Receba no seu e-mail

Voltar

Clipping

02/03/2015 às 17:22

Indústria fonográfica inventa a pólvora? e bum!

Escrito por: Eduardo Nunomura
Fonte: Farofafá - Carta Capital

A IFPI inventou a pólvora, mas uma bomba mais letal já havia explodido no colo das gravadoras desde o advento do Napster, programa de compartilhamento (download) criado em 1999. A pirataria é ilegal, mas pergunte isso a um jovem, aquele que mais consome música no planeta, se ele considera estar cometendo um crime.
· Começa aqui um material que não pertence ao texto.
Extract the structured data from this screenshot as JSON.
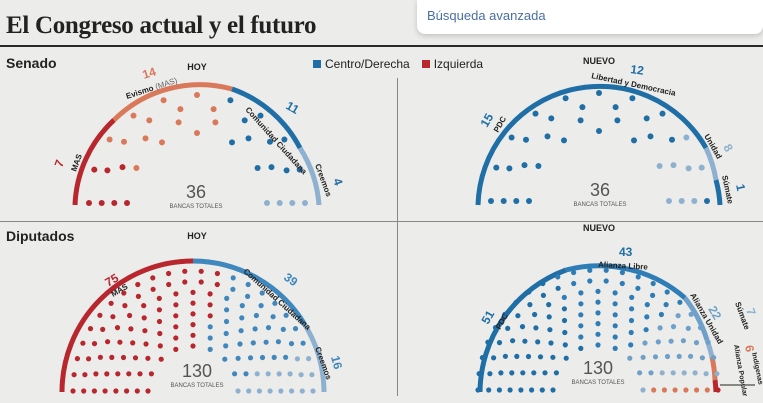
{
  "title": "El Congreso actual y el futuro",
  "search_popup": {
    "text": "Búsqueda avanzada"
  },
  "legend": [
    {
      "label": "Centro/Derecha",
      "color": "#1f6ea6"
    },
    {
      "label": "Izquierda",
      "color": "#b8262e"
    }
  ],
  "senado": {
    "label": "Senado",
    "hoy": {
      "heading": "HOY",
      "total": "36",
      "total_label": "BANCAS TOTALES",
      "groups": [
        {
          "name": "MAS",
          "seats": "7",
          "color": "#b8262e"
        },
        {
          "name": "Evismo",
          "note": "(MAS)",
          "seats": "14",
          "color": "#d9795a"
        },
        {
          "name": "Comunidad Ciudadana",
          "seats": "11",
          "color": "#1f6ea6"
        },
        {
          "name": "Creemos",
          "seats": "4",
          "color": "#8fb1d0"
        }
      ]
    },
    "nuevo": {
      "heading": "NUEVO",
      "total": "36",
      "total_label": "BANCAS TOTALES",
      "groups": [
        {
          "name": "PDC",
          "seats": "15",
          "color": "#1f6ea6"
        },
        {
          "name": "Libertad y Democracia",
          "seats": "12",
          "color": "#1f6ea6"
        },
        {
          "name": "Unidad",
          "seats": "8",
          "color": "#8fb1d0"
        },
        {
          "name": "Súmate",
          "seats": "1",
          "color": "#1f6ea6"
        }
      ]
    }
  },
  "diputados": {
    "label": "Diputados",
    "hoy": {
      "heading": "HOY",
      "total": "130",
      "total_label": "BANCAS TOTALES",
      "groups": [
        {
          "name": "MAS",
          "seats": "75",
          "color": "#b8262e"
        },
        {
          "name": "Comunidad Ciudadana",
          "seats": "39",
          "color": "#3f87bd"
        },
        {
          "name": "Creemos",
          "seats": "16",
          "color": "#8fb1d0"
        }
      ]
    },
    "nuevo": {
      "heading": "NUEVO",
      "total": "130",
      "total_label": "BANCAS TOTALES",
      "groups": [
        {
          "name": "PDC",
          "seats": "51",
          "color": "#1f6ea6"
        },
        {
          "name": "Alianza Libre",
          "seats": "43",
          "color": "#2f7db7"
        },
        {
          "name": "Alianza Unidad",
          "seats": "22",
          "color": "#6fa0c9"
        },
        {
          "name": "Súmate",
          "seats": "7",
          "color": "#8fb1d0"
        },
        {
          "name": "Alianza Popular",
          "seats": "6",
          "color": "#d9795a"
        },
        {
          "name": "Indígenas",
          "seats": "1",
          "color": "#b8262e"
        }
      ]
    }
  }
}
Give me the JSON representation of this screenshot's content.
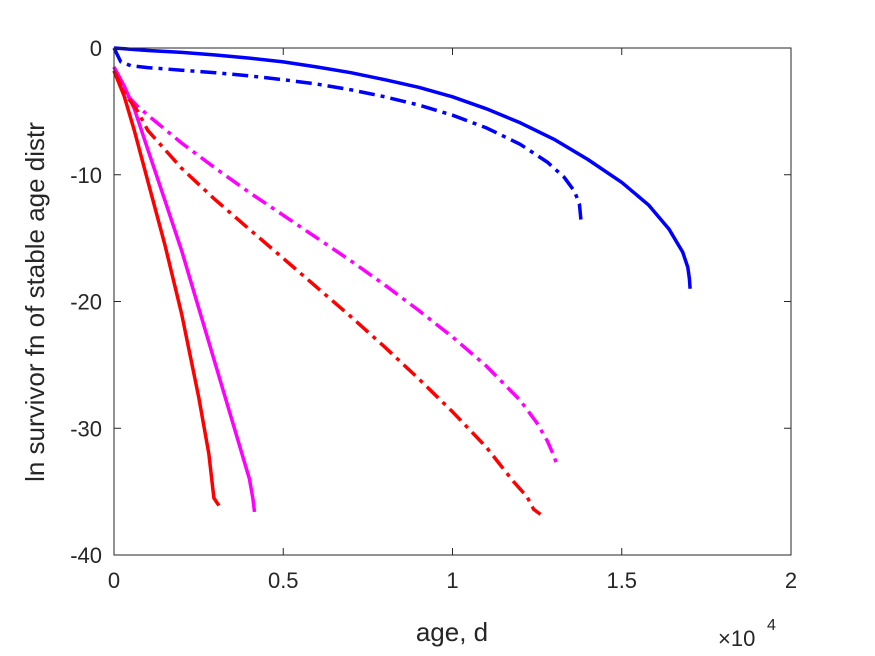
{
  "chart_data": {
    "type": "line",
    "title": "",
    "xlabel": "age, d",
    "ylabel": "ln survivor fn of stable age distr",
    "x_exponent_label": {
      "base": "×10",
      "exponent": "4"
    },
    "xlim": [
      0,
      20000
    ],
    "ylim": [
      -40,
      0
    ],
    "xticks": [
      0,
      5000,
      10000,
      15000,
      20000
    ],
    "xtick_labels": [
      "0",
      "0.5",
      "1",
      "1.5",
      "2"
    ],
    "yticks": [
      0,
      -10,
      -20,
      -30,
      -40
    ],
    "ytick_labels": [
      "0",
      "-10",
      "-20",
      "-30",
      "-40"
    ],
    "grid": false,
    "legend": null,
    "series": [
      {
        "color": "#0000ff",
        "style": "solid",
        "points": [
          [
            0,
            0
          ],
          [
            1000,
            -0.2
          ],
          [
            2000,
            -0.35
          ],
          [
            3000,
            -0.55
          ],
          [
            4000,
            -0.8
          ],
          [
            5000,
            -1.1
          ],
          [
            6000,
            -1.5
          ],
          [
            7000,
            -1.95
          ],
          [
            8000,
            -2.5
          ],
          [
            9000,
            -3.1
          ],
          [
            10000,
            -3.85
          ],
          [
            11000,
            -4.8
          ],
          [
            12000,
            -5.9
          ],
          [
            13000,
            -7.2
          ],
          [
            14000,
            -8.8
          ],
          [
            15000,
            -10.6
          ],
          [
            15800,
            -12.4
          ],
          [
            16400,
            -14.3
          ],
          [
            16800,
            -16.1
          ],
          [
            16950,
            -17.3
          ],
          [
            17000,
            -18.2
          ],
          [
            17020,
            -19
          ]
        ]
      },
      {
        "color": "#0000ff",
        "style": "dashdot",
        "points": [
          [
            0,
            0
          ],
          [
            200,
            -1.1
          ],
          [
            500,
            -1.4
          ],
          [
            1000,
            -1.55
          ],
          [
            2000,
            -1.75
          ],
          [
            3000,
            -1.95
          ],
          [
            4000,
            -2.2
          ],
          [
            5000,
            -2.5
          ],
          [
            6000,
            -2.85
          ],
          [
            7000,
            -3.3
          ],
          [
            8000,
            -3.85
          ],
          [
            9000,
            -4.5
          ],
          [
            10000,
            -5.3
          ],
          [
            11000,
            -6.3
          ],
          [
            12000,
            -7.6
          ],
          [
            12800,
            -9.0
          ],
          [
            13300,
            -10.2
          ],
          [
            13600,
            -11.3
          ],
          [
            13750,
            -12.3
          ],
          [
            13800,
            -13.7
          ]
        ]
      },
      {
        "color": "#ff00ff",
        "style": "solid",
        "points": [
          [
            0,
            -1.5
          ],
          [
            300,
            -3
          ],
          [
            600,
            -4.8
          ],
          [
            1000,
            -8
          ],
          [
            1500,
            -12
          ],
          [
            2000,
            -16
          ],
          [
            2500,
            -20.5
          ],
          [
            3000,
            -25
          ],
          [
            3500,
            -29.5
          ],
          [
            4000,
            -34
          ],
          [
            4100,
            -35.5
          ],
          [
            4150,
            -36.6
          ]
        ]
      },
      {
        "color": "#ff00ff",
        "style": "dashdot",
        "points": [
          [
            0,
            -1.5
          ],
          [
            300,
            -3.5
          ],
          [
            700,
            -4.6
          ],
          [
            1000,
            -5.3
          ],
          [
            2000,
            -7.5
          ],
          [
            3000,
            -9.5
          ],
          [
            4000,
            -11.4
          ],
          [
            5000,
            -13.2
          ],
          [
            6000,
            -15
          ],
          [
            7000,
            -16.8
          ],
          [
            8000,
            -18.7
          ],
          [
            9000,
            -20.7
          ],
          [
            10000,
            -22.8
          ],
          [
            11000,
            -25.1
          ],
          [
            12000,
            -27.8
          ],
          [
            12500,
            -29.6
          ],
          [
            12800,
            -31.0
          ],
          [
            13000,
            -32.2
          ],
          [
            13100,
            -33.0
          ]
        ]
      },
      {
        "color": "#ff0000",
        "style": "solid",
        "points": [
          [
            0,
            -1.8
          ],
          [
            300,
            -3.8
          ],
          [
            600,
            -6.5
          ],
          [
            1000,
            -10.5
          ],
          [
            1500,
            -15.5
          ],
          [
            2000,
            -21
          ],
          [
            2500,
            -27.5
          ],
          [
            2800,
            -32
          ],
          [
            2950,
            -35.5
          ],
          [
            3100,
            -36.1
          ]
        ]
      },
      {
        "color": "#ff0000",
        "style": "dashdot",
        "points": [
          [
            0,
            -1.8
          ],
          [
            300,
            -3.5
          ],
          [
            700,
            -5
          ],
          [
            1000,
            -6.5
          ],
          [
            2000,
            -9.5
          ],
          [
            3000,
            -12
          ],
          [
            4000,
            -14.3
          ],
          [
            5000,
            -16.6
          ],
          [
            6000,
            -18.9
          ],
          [
            7000,
            -21.2
          ],
          [
            8000,
            -23.6
          ],
          [
            9000,
            -26.1
          ],
          [
            10000,
            -28.7
          ],
          [
            11000,
            -31.5
          ],
          [
            11800,
            -34.2
          ],
          [
            12200,
            -35.4
          ],
          [
            12400,
            -36.4
          ],
          [
            12600,
            -36.8
          ]
        ]
      }
    ]
  }
}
A Federação Internacional da Indústria Fonográfica (IFPI, em sua sigla inglesa) anunciou que álbuns musicais deverão ser lançados sempre às 0h01 locais das sextas-feiras. O objetivo do “global release day” é evitar a pirataria decorrente de datas diferentes de lançamentos. Se na Inglaterra, os discos chegam às lojas na segunda-feira, nos Estados Unidos as vendas começam um dia depois. É uma ideia “de gênio”, que chega com pelo menos 15 anos de atraso.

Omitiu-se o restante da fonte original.